The form consists of the following fields:

``Stage name``
   The name of the outlier stage.

``Org unit level``
   This is the level where the outlier analysis will be started. You may
   need to experiment with this setting to find the best fit for your
   data. The outlier analysis will be performed on all org units at the
   specified level and below. If you set the level to 1, a single
   request will be made to the DHIS2 API for all org units. This may
   result in a set of results which is too large to be returned by the
   API. If you set the level to 2, the outlier analysis will make a
   request for each org unit at level 2 (including all of its children).
   Thus, you can set the org unit level at a lower level to increase the
   number of requests made to the DHIS2 API (which in turn should reduce
   the overall number of individual outlier results returned), but this
   will also increase the time it takes to run the outlier analysis.

``Duration``
   The duration of the outlier stage. This is used to determine the start
   and end dates of the outlier analysis relative to the current date.
   The duration can be specified in days, weeks, months, or years with
   the format ``12 months``, ``3 weeks``, ``7 days``, etc. The type of
   period used here should match the period type of the data set used
   for the outlier analysis. For example, if the data set uses a monthly
   period type, you should use a duration of ``12 months`` to analyze the
   last 12 months of data. If you use a duration of ``3 weeks``, the
   outlier analysis will only analyze the last 3 weeks of data, which
   may not be sufficient to detect outliers in a monthly data set.

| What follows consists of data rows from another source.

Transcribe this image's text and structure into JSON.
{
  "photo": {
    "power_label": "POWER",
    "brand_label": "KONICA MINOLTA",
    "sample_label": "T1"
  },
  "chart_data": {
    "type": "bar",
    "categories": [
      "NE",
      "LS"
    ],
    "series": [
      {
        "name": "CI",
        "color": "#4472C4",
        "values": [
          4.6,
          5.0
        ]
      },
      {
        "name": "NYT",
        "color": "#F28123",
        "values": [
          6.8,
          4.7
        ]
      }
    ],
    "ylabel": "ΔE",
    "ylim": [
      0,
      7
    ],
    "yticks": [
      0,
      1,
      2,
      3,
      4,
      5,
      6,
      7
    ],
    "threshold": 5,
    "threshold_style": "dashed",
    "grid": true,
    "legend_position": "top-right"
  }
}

``Data start date offset``
   The data start date offset is used to determine the start date of the
   data which will be used for the outlier analysis.

``Data end date offset``
   The data end date offset is used to determine the end date of the data
   which will be used for the outlier analysis. You may want to exclude
   the current month from the outlier analysis, in which case you can set
   the data end date offset to ``1 month``. This will ensure that the
   outlier analysis only uses data from the previous months, and not the
   current month. This is useful if you want to analyze the data for the
   previous months and not include the current month, as the data for the
   current month may not be complete yet.

``Data set``
   The data set to use for the outlier analysis.

``Algorithm``
   The algorithm to use for the outlier analysis. The available
   algorithms are:

   - ``MOD_Z_SCORE``: Modified Z-score method.
   - ``MIN_MAX``: Determines outliers based on the minimum and maximum
     values.
   - ``Z_SCORE``: Z-score method.
   - ``INVALID_NUMERIC``: Identifies invalid numeric values as outliers.
     These typically correspond to very large values which cannot be
     cast to numbers in the PostgreSQL database.

``Threshold``
   The threshold to use for the outlier analysis. This parameter is only
   relevant for the ``MOD_Z_SCORE`` and ``Z_SCORE`` algorithms. When the
   Z-score is above the threshold, the value is considered an outlier.

``Destination data element``
   The data element used to store the number of outliers detected by the
   outlier stage.

``Active``
   Whether the outlier stage is active or not. If the outlier stage is
   not active, it will be excluded when running the outlier analysis
   with the command line script.